We also need to support market towns with better public transport. The increase in the fare cap to £3 is a bus tax that will hit working people, rural communities and people on low incomes most especially. Delaying station projects such as the new stations proposed to serve the market towns of Wellington in my constituency and Cullompton in that of my hon. Friend the Member for Honiton and Sidmouth (Richard Foord) is also a mistake for the economic growth and new housing the Government want to see. Those decisions will both make congestion worse and travel by public transport more expensive. Of course, for rural communities, it does not matter if the bus fare cap is £2 or £3 if they do not have a bus service in the first place. Market towns need proper rail and bus services if they are to thrive and survive. At the very least, the bus fare hike should be scrapped.

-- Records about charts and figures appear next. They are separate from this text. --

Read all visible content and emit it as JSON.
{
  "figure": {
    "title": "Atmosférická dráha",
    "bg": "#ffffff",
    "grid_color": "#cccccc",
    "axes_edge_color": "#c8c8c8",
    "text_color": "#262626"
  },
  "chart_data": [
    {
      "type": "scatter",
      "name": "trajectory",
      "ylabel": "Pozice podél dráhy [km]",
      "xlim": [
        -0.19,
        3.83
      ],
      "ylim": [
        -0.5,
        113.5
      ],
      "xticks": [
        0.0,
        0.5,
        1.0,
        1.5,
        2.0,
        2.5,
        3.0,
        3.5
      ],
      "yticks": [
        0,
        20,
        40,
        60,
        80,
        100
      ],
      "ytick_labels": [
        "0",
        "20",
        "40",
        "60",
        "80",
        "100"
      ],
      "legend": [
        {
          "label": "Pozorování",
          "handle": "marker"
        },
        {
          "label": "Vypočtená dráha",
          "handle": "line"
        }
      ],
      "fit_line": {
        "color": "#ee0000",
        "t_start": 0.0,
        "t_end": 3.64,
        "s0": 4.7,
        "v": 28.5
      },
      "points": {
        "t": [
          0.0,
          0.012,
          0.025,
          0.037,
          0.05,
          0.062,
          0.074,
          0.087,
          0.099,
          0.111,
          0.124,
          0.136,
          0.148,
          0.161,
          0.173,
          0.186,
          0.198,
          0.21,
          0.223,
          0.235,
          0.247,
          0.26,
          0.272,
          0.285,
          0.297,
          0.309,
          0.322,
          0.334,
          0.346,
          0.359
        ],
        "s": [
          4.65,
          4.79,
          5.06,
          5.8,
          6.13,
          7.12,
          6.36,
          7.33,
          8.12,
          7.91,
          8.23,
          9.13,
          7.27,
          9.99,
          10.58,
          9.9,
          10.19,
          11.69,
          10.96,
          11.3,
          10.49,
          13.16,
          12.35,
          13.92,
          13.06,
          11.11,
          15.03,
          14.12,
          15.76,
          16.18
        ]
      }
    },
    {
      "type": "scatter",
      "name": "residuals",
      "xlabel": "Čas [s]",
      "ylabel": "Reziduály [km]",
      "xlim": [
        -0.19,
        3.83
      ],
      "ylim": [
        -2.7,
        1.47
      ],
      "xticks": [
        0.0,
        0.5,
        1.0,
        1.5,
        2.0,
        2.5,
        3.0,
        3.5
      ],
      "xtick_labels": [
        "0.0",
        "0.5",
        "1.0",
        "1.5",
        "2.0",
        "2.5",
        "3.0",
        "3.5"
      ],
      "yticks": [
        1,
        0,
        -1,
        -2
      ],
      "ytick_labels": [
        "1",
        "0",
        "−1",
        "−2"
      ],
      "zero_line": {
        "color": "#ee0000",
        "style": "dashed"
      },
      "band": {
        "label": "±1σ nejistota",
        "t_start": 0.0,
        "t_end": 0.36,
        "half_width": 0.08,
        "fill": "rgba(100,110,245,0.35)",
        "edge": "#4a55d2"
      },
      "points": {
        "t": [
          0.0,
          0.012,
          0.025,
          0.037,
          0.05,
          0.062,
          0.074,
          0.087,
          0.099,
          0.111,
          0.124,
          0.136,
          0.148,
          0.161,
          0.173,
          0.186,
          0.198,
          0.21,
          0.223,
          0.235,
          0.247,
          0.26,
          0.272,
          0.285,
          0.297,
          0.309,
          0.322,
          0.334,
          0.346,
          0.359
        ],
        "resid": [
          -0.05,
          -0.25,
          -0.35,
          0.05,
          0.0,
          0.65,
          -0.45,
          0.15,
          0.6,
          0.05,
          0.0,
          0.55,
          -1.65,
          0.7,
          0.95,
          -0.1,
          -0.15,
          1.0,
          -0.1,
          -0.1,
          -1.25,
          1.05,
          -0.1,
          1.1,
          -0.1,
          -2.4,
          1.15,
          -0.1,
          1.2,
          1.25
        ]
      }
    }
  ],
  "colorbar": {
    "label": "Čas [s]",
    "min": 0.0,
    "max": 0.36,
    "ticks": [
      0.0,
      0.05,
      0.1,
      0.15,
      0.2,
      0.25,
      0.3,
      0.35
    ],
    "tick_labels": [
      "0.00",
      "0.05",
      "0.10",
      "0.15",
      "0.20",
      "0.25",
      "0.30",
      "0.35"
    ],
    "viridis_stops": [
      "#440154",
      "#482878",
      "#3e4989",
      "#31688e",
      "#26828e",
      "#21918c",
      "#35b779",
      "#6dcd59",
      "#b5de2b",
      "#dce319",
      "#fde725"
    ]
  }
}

Other initiatives are needed to boost our market towns, to properly fund local councils, especially when it comes to social care, so they can focus on other things to support market towns and businesses, to support more planning and conservation officers, which the hon. Member for Southend East and Rochford spoke eloquently about, to introduce free parking periods to enable town centres to compete with out-of-town and online retailers, to grant permitted development rights under planning controls for outdoor markets, and, with the ending of the rural services delivery grant, to provide rural councils with a funding settlement that properly reflects the impact of rurality and sparsity on the areas they serve through the application of a fair funding formula. But fundamentally our market towns and the businesses that sustain them need three things: an end to business rates that punish our town centres and high streets; good public transport; and an end to loading taxes on small businesses, which we need to provide the seeds of recovery in our great economy. The Liberal Democrats will do all three.